Wie bereits angedeutet, hat LA SALAMANDRE in seiner ersten und seiner letzten Szene eine Art Rahmen, der die realistische, weitgehend nachvollziehbare Geschichte um Ursula und Uta umschließt. Ähnlich wie Jahre später AFRIKA beginnt er mit einer bizarren, drastischen (Traum)sequenz, in der Uta, panisch hinter einem Gebüsch hockend, an einem Strand mitansehen muss, wie ein Schwarzer von mehreren Weißen gehetzt, schließlich überwältigt und kastriert wird. Nachdem sie den Fremden seines Geschlechtsteils entledigten, setzen sie die Jagd auf Uta fort, die erst in den sich um sie schließenden Armen Ursulas Schutz findet. Um seinen genialsten Einfall auszuspielen und in seinen Zuschauern einen noch größeren Schock als mit diesem Auftakt auszulösen, wartet Cavallone bis zum Ende. Nachdem der Film die Beziehung zwischen Ursula und Uta in den Kontext von Kolonialismus, Sexualität und Macht setzte, und das farbige Model, das ein Gespräch zwischen Ursula und Henry belauschte, in dem die Photographin sie wie ein Stück Vieh an den Psychiater verschachert, nur um eine Nacht mit ihm verbringen zu dürfen, lässt er sie zur Mörderin an ihrer einstigen großen Liebe sowie an Henry werden. Analog zur Traumsequenz des Anfangs ersticht Uta Ursula an ihrem verlassenen Strand. Die Photographin schleppt sich sterbend zum Meer, bricht blutüberströmt in den Wellen zusammen. Gerade wenn man sich über diesen doch recht einfallslosen, wenig subtilen Schluss wundern will, fährt die Kamera zurück und zeigt Cavallone und sein Filmteam bei der Arbeit. Eine Frau schüttet Kunstblut über die Schauspielerin der Ursula. Eine Klappe fällt. Eine Stimme ruft quer über den Strand, dass alles im Kasten sei, und man nun das Finale für den amerikanischen Markt drehen wolle, das, in dem nicht die Weiße, sondern die Farbige sterbe. Es ist alles nur ein Film, scheint Cavallone seinem frustrierten Publikum damit klarmachen zu wollen. Die wahre Revolution findet nicht auf der Kinoleinwand statt.

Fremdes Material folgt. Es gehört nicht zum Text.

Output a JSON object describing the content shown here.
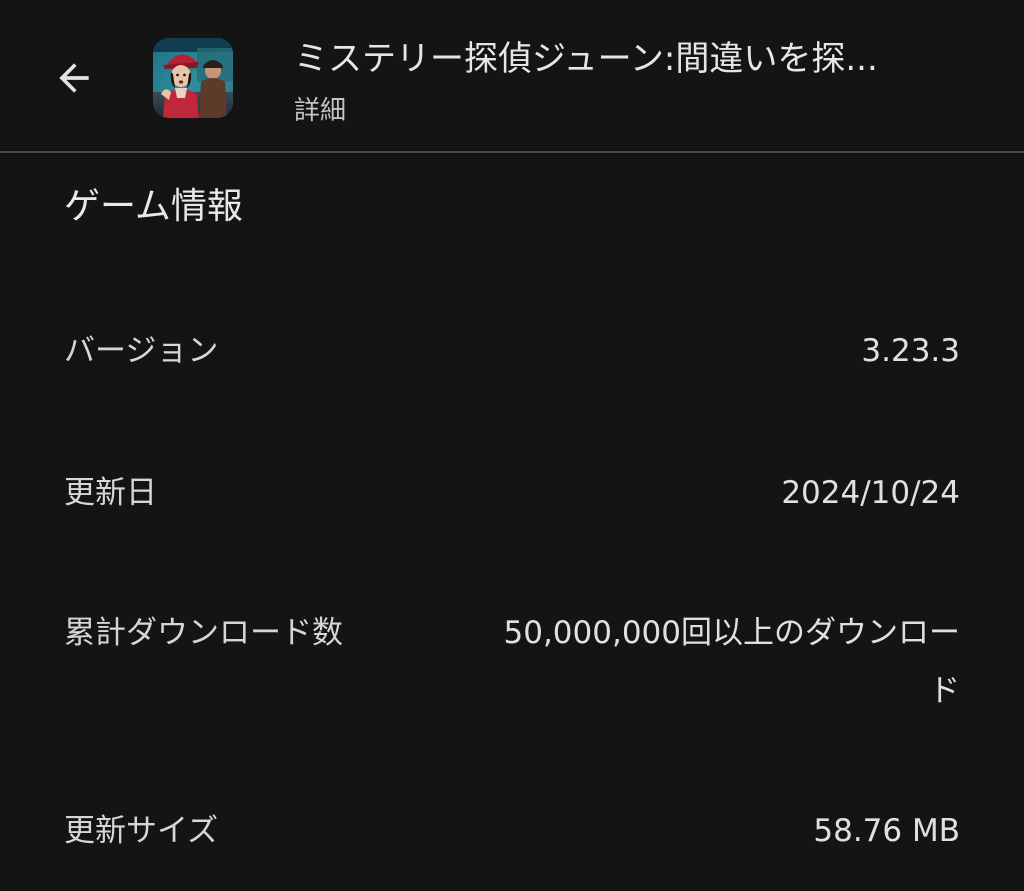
{
  "header": {
    "back_icon": "arrow-back-icon",
    "app_icon": "app-icon",
    "title": "ミステリー探偵ジューン:間違いを探...",
    "subtitle": "詳細"
  },
  "section": {
    "heading": "ゲーム情報"
  },
  "details": {
    "version": {
      "label": "バージョン",
      "value": "3.23.3"
    },
    "updated_on": {
      "label": "更新日",
      "value": "2024/10/24"
    },
    "downloads": {
      "label": "累計ダウンロード数",
      "value": "50,000,000回以上のダウンロード"
    },
    "update_size": {
      "label": "更新サイズ",
      "value": "58.76 MB"
    }
  },
  "colors": {
    "background": "#141414",
    "divider": "#4a4a4a",
    "text_primary": "#e3e3e3",
    "text_secondary": "#c4c4c4"
  }
}
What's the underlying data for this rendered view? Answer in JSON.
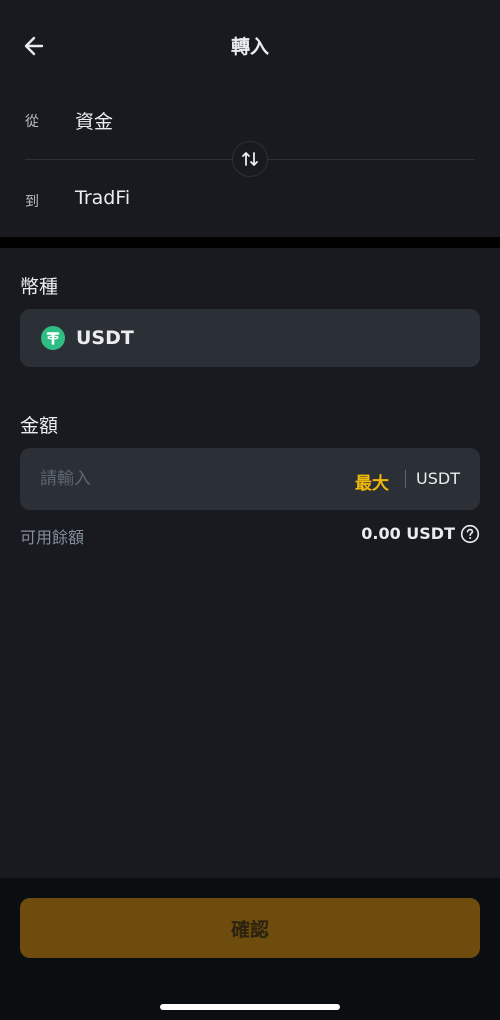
{
  "header": {
    "title": "轉入",
    "back_icon": "arrow-left-icon"
  },
  "transfer": {
    "from_label": "從",
    "from_value": "資金",
    "to_label": "到",
    "to_value": "TradFi",
    "swap_icon": "swap-vertical-icon"
  },
  "coin": {
    "label": "幣種",
    "selected": "USDT",
    "icon": "tether-icon",
    "icon_color": "#2ebd85"
  },
  "amount": {
    "label": "金額",
    "placeholder": "請輸入",
    "value": "",
    "max_label": "最大",
    "unit": "USDT"
  },
  "available": {
    "label": "可用餘額",
    "value": "0.00 USDT",
    "help_icon": "question-circle-icon"
  },
  "footer": {
    "confirm_label": "確認"
  },
  "colors": {
    "accent": "#f0b90b",
    "background": "#181a20",
    "panel": "#2b2f36",
    "disabled_button": "#6e4c0e"
  }
}
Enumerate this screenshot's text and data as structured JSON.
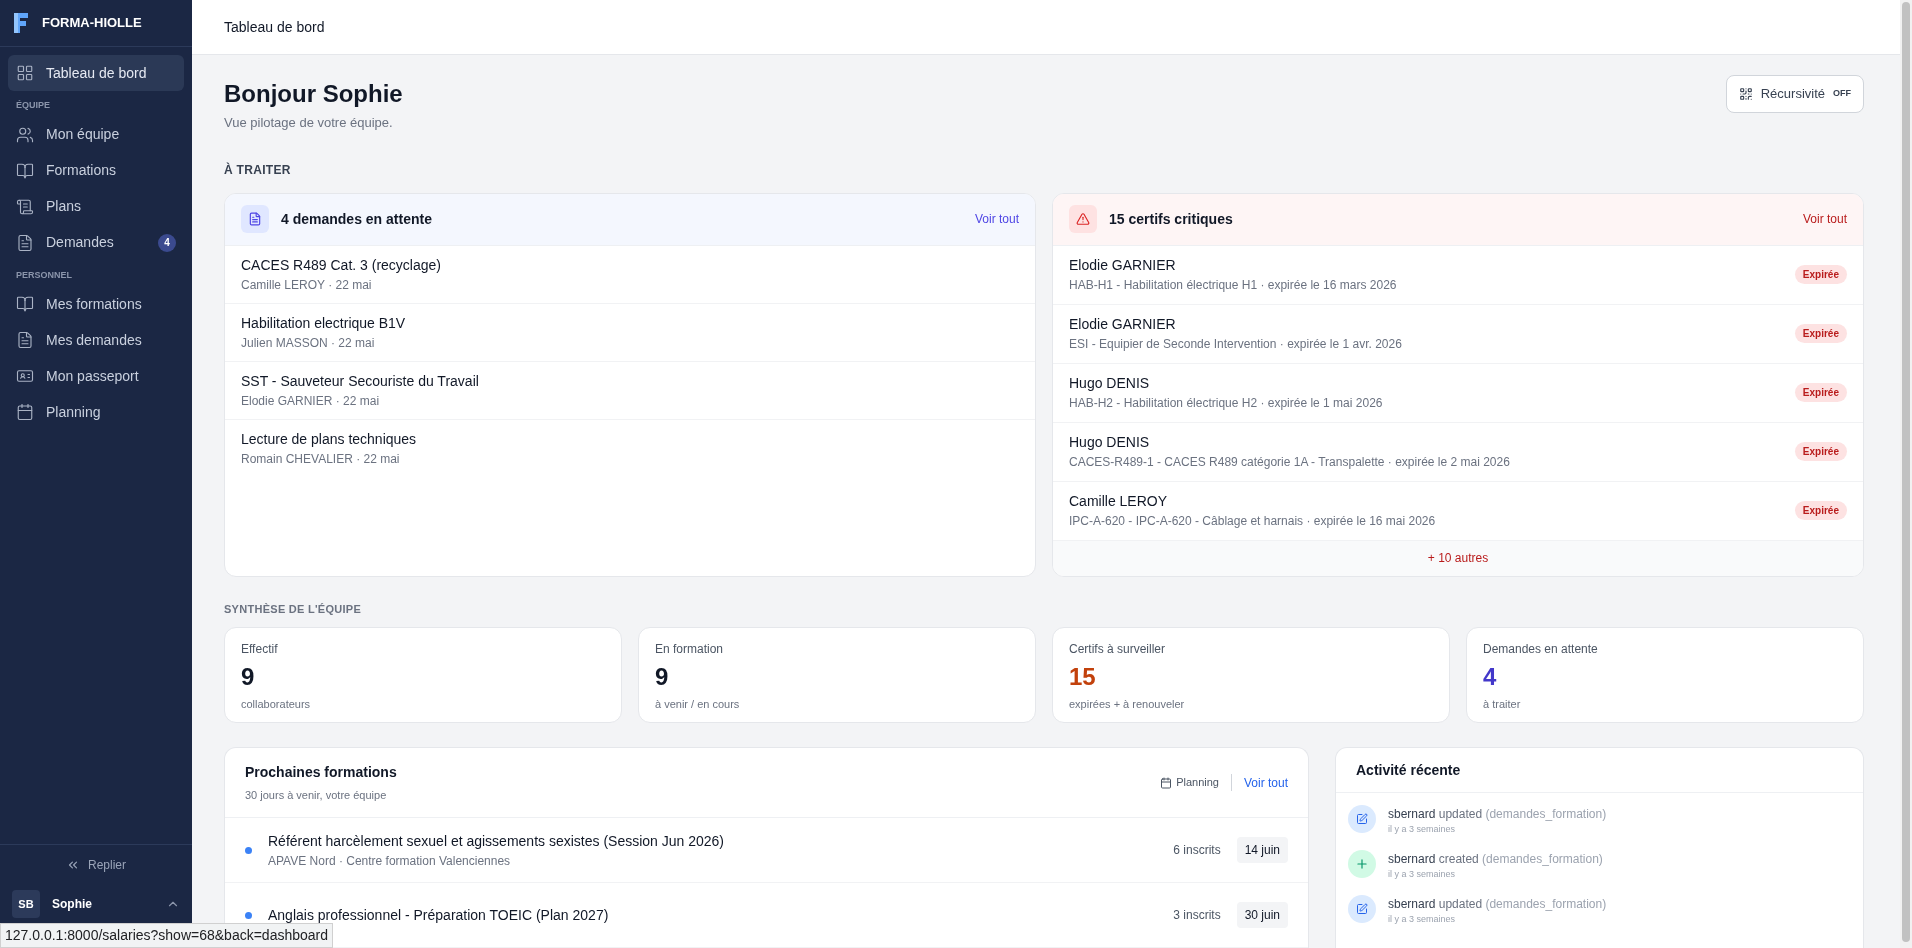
{
  "sidebar": {
    "brand": "FORMA-HIOLLE",
    "sections": [
      {
        "items": [
          {
            "label": "Tableau de bord",
            "selected": true
          }
        ]
      },
      {
        "heading": "ÉQUIPE",
        "items": [
          {
            "label": "Mon équipe",
            "selected": false
          },
          {
            "label": "Formations",
            "selected": false
          },
          {
            "label": "Plans",
            "selected": false
          },
          {
            "label": "Demandes",
            "selected": false,
            "badge": "4"
          }
        ]
      },
      {
        "heading": "PERSONNEL",
        "items": [
          {
            "label": "Mes formations",
            "selected": false
          },
          {
            "label": "Mes demandes",
            "selected": false
          },
          {
            "label": "Mon passeport",
            "selected": false
          },
          {
            "label": "Planning",
            "selected": false
          }
        ]
      }
    ],
    "collapse_label": "Replier",
    "user": {
      "initials": "SB",
      "name": "Sophie"
    }
  },
  "header": {
    "title": "Tableau de bord"
  },
  "greeting": {
    "title": "Bonjour Sophie",
    "subtitle": "Vue pilotage de votre équipe."
  },
  "toggle": {
    "label": "Récursivité",
    "state": "OFF"
  },
  "to_treat": {
    "heading": "À TRAITER",
    "requests": {
      "title": "4 demandes en attente",
      "link": "Voir tout",
      "rows": [
        {
          "title": "CACES R489 Cat. 3 (recyclage)",
          "meta": "Camille LEROY · 22 mai"
        },
        {
          "title": "Habilitation electrique B1V",
          "meta": "Julien MASSON · 22 mai"
        },
        {
          "title": "SST - Sauveteur Secouriste du Travail",
          "meta": "Elodie GARNIER · 22 mai"
        },
        {
          "title": "Lecture de plans techniques",
          "meta": "Romain CHEVALIER · 22 mai"
        }
      ]
    },
    "certs": {
      "title": "15 certifs critiques",
      "link": "Voir tout",
      "more": "+ 10 autres",
      "rows": [
        {
          "name": "Elodie GARNIER",
          "meta": "HAB-H1 - Habilitation électrique H1 · expirée le 16 mars 2026",
          "status": "Expirée"
        },
        {
          "name": "Elodie GARNIER",
          "meta": "ESI - Equipier de Seconde Intervention · expirée le 1 avr. 2026",
          "status": "Expirée"
        },
        {
          "name": "Hugo DENIS",
          "meta": "HAB-H2 - Habilitation électrique H2 · expirée le 1 mai 2026",
          "status": "Expirée"
        },
        {
          "name": "Hugo DENIS",
          "meta": "CACES-R489-1 - CACES R489 catégorie 1A - Transpalette · expirée le 2 mai 2026",
          "status": "Expirée"
        },
        {
          "name": "Camille LEROY",
          "meta": "IPC-A-620 - IPC-A-620 - Câblage et harnais · expirée le 16 mai 2026",
          "status": "Expirée"
        }
      ]
    }
  },
  "synthesis": {
    "heading": "SYNTHÈSE DE L'ÉQUIPE",
    "stats": [
      {
        "label": "Effectif",
        "value": "9",
        "sub": "collaborateurs",
        "color": "#111827"
      },
      {
        "label": "En formation",
        "value": "9",
        "sub": "à venir / en cours",
        "color": "#111827"
      },
      {
        "label": "Certifs à surveiller",
        "value": "15",
        "sub": "expirées + à renouveler",
        "color": "#c2410c"
      },
      {
        "label": "Demandes en attente",
        "value": "4",
        "sub": "à traiter",
        "color": "#4338ca"
      }
    ]
  },
  "upcoming": {
    "title": "Prochaines formations",
    "subtitle": "30 jours à venir, votre équipe",
    "planning": "Planning",
    "link": "Voir tout",
    "rows": [
      {
        "title": "Référent harcèlement sexuel et agissements sexistes (Session Jun 2026)",
        "meta": "APAVE Nord · Centre formation Valenciennes",
        "count": "6 inscrits",
        "date": "14 juin"
      },
      {
        "title": "Anglais professionnel - Préparation TOEIC (Plan 2027)",
        "count": "3 inscrits",
        "date": "30 juin"
      }
    ]
  },
  "activity": {
    "title": "Activité récente",
    "items": [
      {
        "kind": "update",
        "user": "sbernard",
        "action": "updated",
        "target": "(demandes_formation)",
        "time": "il y a 3 semaines"
      },
      {
        "kind": "create",
        "user": "sbernard",
        "action": "created",
        "target": "(demandes_formation)",
        "time": "il y a 3 semaines"
      },
      {
        "kind": "update",
        "user": "sbernard",
        "action": "updated",
        "target": "(demandes_formation)",
        "time": "il y a 3 semaines"
      }
    ]
  },
  "status_url": "127.0.0.1:8000/salaries?show=68&back=dashboard"
}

Der Film endet mit einer Großaufnahme des regungslosen Gesichts des Mädchens, von dem man nicht weiß, ob es noch immer in seiner Rolle als Uta steckt, oder ob man nun die Persönlichkeit hinter der Rolle vor sich hat. Glücklich sieht ihr Blick nicht aus, der in die Ferne schweift, während um sie herum Anweisungen gebrüllt werden. Kolonialismus, Rassismus, Machtpolitik, das steht damit fest, sind allerdings durchaus auch auf der Kinoleinwand zuhause.